Way to automatically powercycle if can't connect to mesh network?

xenon
Tags: #<Tag:0x00007fe2225b0ea8>

#1

I currently have ~50 Xenons in a mesh network. Everything is running smoothly. However if there is an interruption to the gateway and it power cycles, all of the Xenons no longer are connected. All 50 devices then try reconnect to the mesh network at the same time. What I’m seeing is that 48/49 can reconnect after a minute or two. However twice I’ve had 1 or 2 get stuck in trying to reconnect (fast cyan flashes) and they never reconnect.

The solution

What I’ve found resolves the issue, is to just unplug them/ plug back in. That resets the Xenons and they reconnect no problem.

Question

Is there a way to write into the firmware ‘If not connected to mesh network after 5 minutes, power cycle’?

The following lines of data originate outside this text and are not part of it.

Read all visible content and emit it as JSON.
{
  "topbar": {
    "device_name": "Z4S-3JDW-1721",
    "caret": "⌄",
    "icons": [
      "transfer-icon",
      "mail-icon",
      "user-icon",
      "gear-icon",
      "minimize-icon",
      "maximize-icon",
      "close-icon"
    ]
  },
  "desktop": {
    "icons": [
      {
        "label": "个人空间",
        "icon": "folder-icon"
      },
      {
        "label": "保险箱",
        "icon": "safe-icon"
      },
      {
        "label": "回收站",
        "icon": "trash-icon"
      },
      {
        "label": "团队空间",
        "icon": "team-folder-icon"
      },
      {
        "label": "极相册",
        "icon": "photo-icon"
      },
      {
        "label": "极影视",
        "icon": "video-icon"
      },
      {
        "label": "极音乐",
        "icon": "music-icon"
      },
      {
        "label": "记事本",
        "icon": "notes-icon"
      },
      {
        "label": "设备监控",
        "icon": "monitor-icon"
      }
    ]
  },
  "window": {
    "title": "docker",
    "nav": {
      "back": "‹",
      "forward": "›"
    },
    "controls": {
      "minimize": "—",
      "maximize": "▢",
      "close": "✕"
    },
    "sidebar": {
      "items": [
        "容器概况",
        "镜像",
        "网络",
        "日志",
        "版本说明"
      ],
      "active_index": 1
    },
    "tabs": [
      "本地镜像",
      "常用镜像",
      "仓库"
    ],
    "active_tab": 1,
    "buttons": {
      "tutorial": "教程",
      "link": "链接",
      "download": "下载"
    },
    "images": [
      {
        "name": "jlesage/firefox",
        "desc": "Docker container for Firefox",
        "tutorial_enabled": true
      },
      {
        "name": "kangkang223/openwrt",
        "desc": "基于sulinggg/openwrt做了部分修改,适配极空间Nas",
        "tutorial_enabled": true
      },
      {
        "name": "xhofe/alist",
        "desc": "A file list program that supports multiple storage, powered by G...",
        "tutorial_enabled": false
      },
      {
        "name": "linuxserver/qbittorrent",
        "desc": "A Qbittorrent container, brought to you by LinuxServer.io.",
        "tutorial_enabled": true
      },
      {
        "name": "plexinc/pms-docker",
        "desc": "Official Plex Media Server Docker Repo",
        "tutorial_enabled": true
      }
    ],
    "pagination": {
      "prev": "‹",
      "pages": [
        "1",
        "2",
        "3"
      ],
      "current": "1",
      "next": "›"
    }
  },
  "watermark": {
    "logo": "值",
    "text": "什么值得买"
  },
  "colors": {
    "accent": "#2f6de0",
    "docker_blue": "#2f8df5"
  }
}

I am not sure if this is possible, but it seems like it would solve the issue of random edges not able to connect to the rest of the mesh network.


#2

@emile, 50 devices on a single gateway is great! Is it always the same 1 or 2 that get stuck? Are they directly connecting to the gateway or via hops through other Xenons? In terms of hops, are they the “furthest” away (most hops)? Are they all running the same DeviceOS and application?


#3

So far it seems to be different Xenons each time - however I’ll keep an eye on it.

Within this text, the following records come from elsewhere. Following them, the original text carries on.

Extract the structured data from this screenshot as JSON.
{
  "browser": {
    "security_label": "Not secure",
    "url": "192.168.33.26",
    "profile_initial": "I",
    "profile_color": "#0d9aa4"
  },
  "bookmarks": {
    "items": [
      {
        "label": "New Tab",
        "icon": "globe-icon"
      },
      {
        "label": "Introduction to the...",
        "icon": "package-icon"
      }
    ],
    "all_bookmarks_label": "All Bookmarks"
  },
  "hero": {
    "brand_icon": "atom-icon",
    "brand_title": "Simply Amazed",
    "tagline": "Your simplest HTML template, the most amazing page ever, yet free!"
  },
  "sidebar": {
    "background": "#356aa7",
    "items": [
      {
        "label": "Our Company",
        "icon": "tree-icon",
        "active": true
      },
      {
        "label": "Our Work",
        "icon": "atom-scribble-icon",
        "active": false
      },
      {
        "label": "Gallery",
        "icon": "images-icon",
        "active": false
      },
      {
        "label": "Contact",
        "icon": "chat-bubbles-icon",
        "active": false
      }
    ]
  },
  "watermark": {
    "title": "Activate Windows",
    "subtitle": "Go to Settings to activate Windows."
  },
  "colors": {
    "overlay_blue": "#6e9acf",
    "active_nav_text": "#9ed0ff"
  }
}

All running 1.4.2 & same script.

I am not sure if they are the furthest in the mesh. I believe I’ve seen a method in Thread to see what devices are connected to a device, but I’m not sure if I’ve seen that exposed in the Particle docs. Is there a way to do that over the Particle API?


#4

Not that I know of currently. However, you can guess and assume from location/adjacency to other nodes what the path might be. Nonetheless, nodes should always recover they connection IMO.


#5

+1

As far as proximity, they are all in the same room right now as I continue to test the network. Soon they will be spread throughout buildings which will be really interesting to monitor.


#6

@emile, can you test with say 45 devices and see if you get reconnection failures?


#7

Just ran 2 full cycles

  • Round 1: 45 Xenons - a different one didn’t connect
  • Round 2: 51 Xenons - all connected

Its an intermittent issue. Fortunately a simple solution with just unplugging them.

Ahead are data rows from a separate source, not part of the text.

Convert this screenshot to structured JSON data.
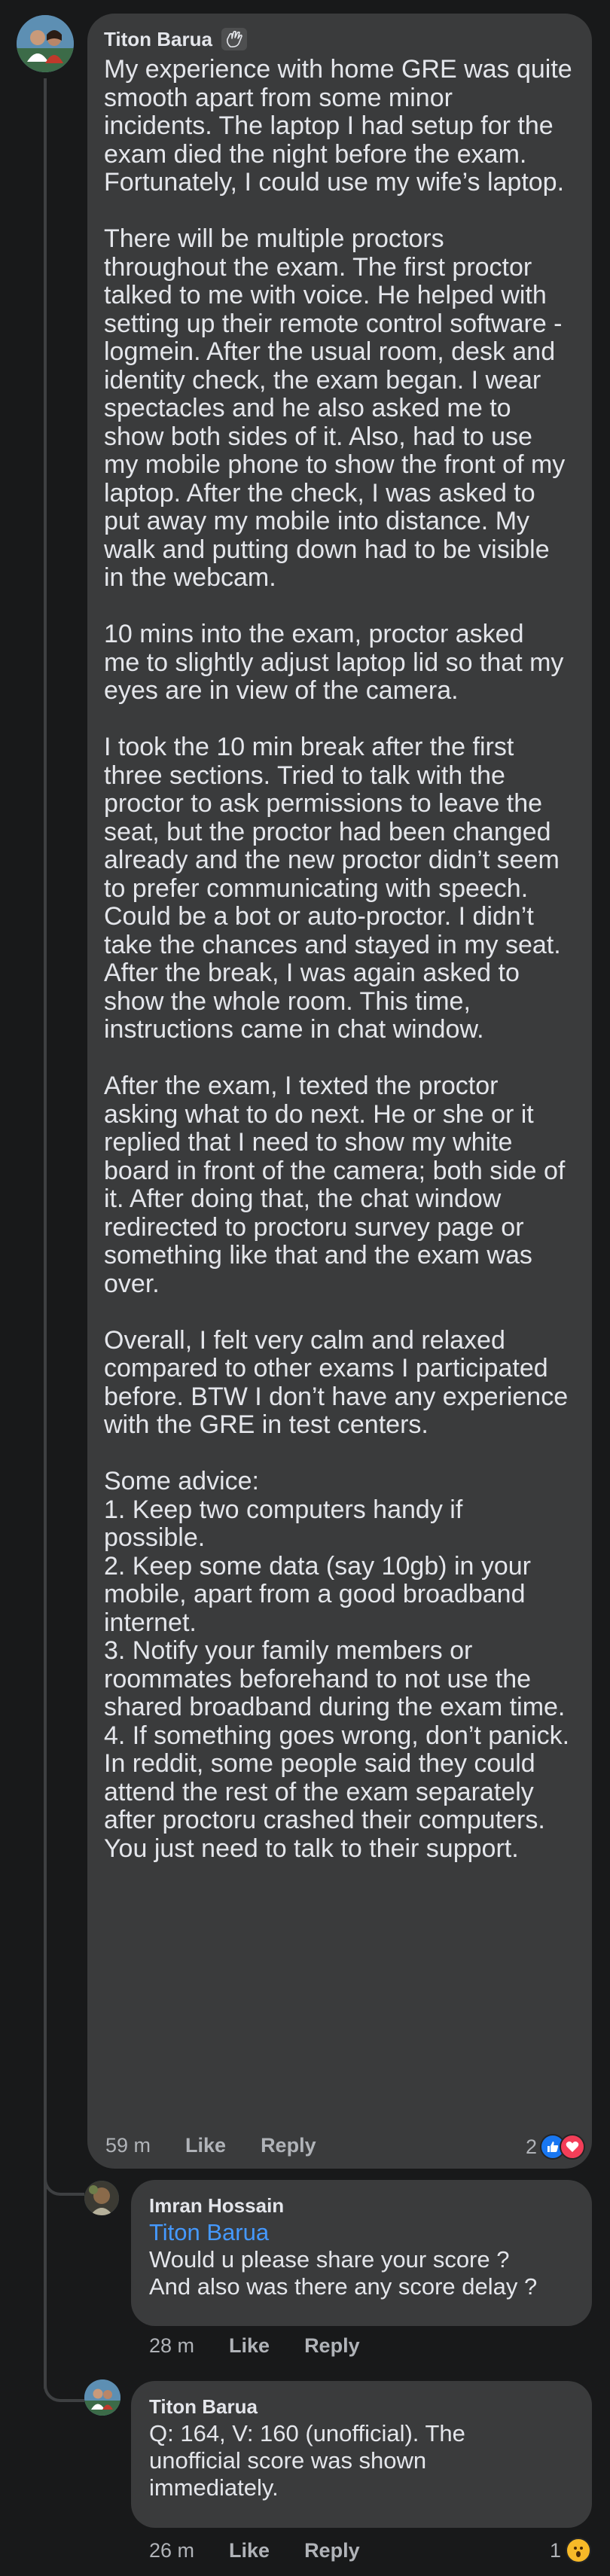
{
  "main_comment": {
    "author": "Titon Barua",
    "paragraphs": [
      [
        "My experience with home GRE was quite",
        "smooth apart from some minor",
        "incidents. The laptop I had setup for the",
        "exam died the night before the exam.",
        "Fortunately, I could use my wife’s laptop."
      ],
      [
        "There will be multiple proctors",
        "throughout the exam. The first proctor",
        "talked to me with voice. He helped with",
        "setting up their remote control software -",
        "logmein. After the usual room, desk and",
        "identity check, the exam began. I wear",
        "spectacles and he also asked me to",
        "show both sides of it. Also, had to use",
        "my mobile phone to show the front of my",
        "laptop. After the check, I was asked to",
        "put away my mobile into distance. My",
        "walk and putting down had to be visible",
        "in the webcam."
      ],
      [
        "10 mins into the exam, proctor  asked",
        "me to slightly adjust laptop lid so that my",
        "eyes are in view of the camera."
      ],
      [
        "I took the 10 min break after the first",
        "three sections. Tried to talk with the",
        "proctor to ask permissions to leave the",
        "seat, but the proctor had been changed",
        "already and the new proctor didn’t seem",
        "to prefer communicating with speech.",
        "Could be a bot or auto-proctor. I didn’t",
        "take the chances and stayed in my seat.",
        "After the break, I was again asked to",
        "show the whole room. This time,",
        "instructions came in chat window."
      ],
      [
        "After the exam, I texted the proctor",
        "asking what to do next. He or she or it",
        "replied that I need to  show my white",
        "board in front of the camera; both side of",
        "it. After doing that, the chat window",
        "redirected to proctoru survey page or",
        "something like that and the exam was",
        "over."
      ],
      [
        "Overall, I felt very calm and relaxed",
        "compared to other exams I participated",
        "before. BTW I don’t have any experience",
        "with the GRE in test centers."
      ],
      [
        "Some advice:",
        "1. Keep two computers handy if",
        "possible.",
        "2. Keep some data (say 10gb) in your",
        "mobile, apart from a good broadband",
        "internet.",
        "3. Notify your family members or",
        "roommates beforehand to not use the",
        "shared broadband during the exam time.",
        "4. If something goes wrong, don’t panick.",
        "In reddit, some people said they could",
        "attend the rest of the exam separately",
        "after proctoru crashed their computers.",
        "You just need to talk to their support."
      ]
    ],
    "time": "59 m",
    "like_label": "Like",
    "reply_label": "Reply",
    "reaction_count": "2",
    "reactions": [
      "like-icon",
      "love-icon"
    ]
  },
  "replies": [
    {
      "author": "Imran Hossain",
      "mention": "Titon Barua",
      "lines": [
        "Would u please share your score ?",
        "And also was there any score delay ?"
      ],
      "time": "28 m",
      "like_label": "Like",
      "reply_label": "Reply"
    },
    {
      "author": "Titon Barua",
      "lines": [
        "Q: 164, V: 160 (unofficial). The",
        "unofficial score was shown",
        "immediately."
      ],
      "time": "26 m",
      "like_label": "Like",
      "reply_label": "Reply",
      "reaction_count": "1",
      "reactions": [
        "wow-icon"
      ]
    }
  ],
  "colors": {
    "background": "#18191a",
    "bubble": "#3a3b3c",
    "text": "#e4e6eb",
    "secondary": "#b0b3b8",
    "link": "#4599ff",
    "like_blue": "#1877f2",
    "love_red": "#f33e58",
    "wow_yellow": "#f7b928"
  }
}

@peekay123 is there a method to power cycle that you know of?


#8

Nope. That has to be done externally. I am sharing your results with the Particle folks because they really only recommend meshes of up to 10 devices and you have 50 and getting good results generally from what you have indicated. Pushing the boundaries is a good way to test stuff.


#9

@emile - first, props for fitting so many Xenons on a single Mesh! I don’t think I’ve seen this done before on such a scale. Can you establish a “control” Mesh of the supported 10 (or even 8, for my sanity) devices just so we can ascertain whether or not this condition is a matter of network size?


#10

I can, I need to flush out some issues with the Raspberry pi/Lubuntu first (serial port is giving me trouble). I’ll soon have them broken down into smaller networks.


#11

YES, at least I’ve done it with Borons in the past.
A GPIO pin can pull the EN Pin low causing a complete Power Cycle (Shutdown) and immediate reboot.
Should work the same for a Xenon.


#12

@Rftop awesome! I’ll be testing this tomorrow


#13

I connected the EN Pin to D5 with a 47k Resistor.


#14

You could also use the System.reset() function for a more managed approach :slight_smile:

here are some code snippets I use (with SYSTEM_THREAD(ENABLED) to get a handle on resets etc. You could enable the system watchdog early and have a cloud connection test in setup() or loop() that calls the reset function below - or the watchdog resets it if the cloud function hangs up.


enum enum_rebootReasons
{
    RESET_UNKNOWN,
    RESET_NETWORK_FAILED,
    RESET_TVIEW_FAILED,
    RESET_CLOUD_FAILED,
    RESET_COMMAND,
    RESET_GRACEFULL,
    RESET_REQUEST,   //reset requested manual or app/formware update
    RESET_ATTRIBUTE, // reset after attribute updates for brk or udp
    numOfResetReasons
};

const char resetReasonsText[numOfResetReasons][sizeOfResetReasonText] = {
    "Unknown",
    "Network failure",
    "tView failure",
    "Cloud failure",
    "Remote command",
    "Gracefull request",
    "Reset request",  // from button or cloud
    "Attribute reset" // reset after attribute updates for brk or udp
};

// ------------------------------------------------------------------------------
void resetDevice(int resetReason) // minimal reset called from system event or reset button
// ------------------------------------------------------------------------------
{
    Serial.print("Reset reason %s", resetReasonsText[resetReason]);
    delay(200); // allow serial buffer to flush
    System.enableReset();
    System.reset(resetReason);
}

and then call this on startup so you know what broke …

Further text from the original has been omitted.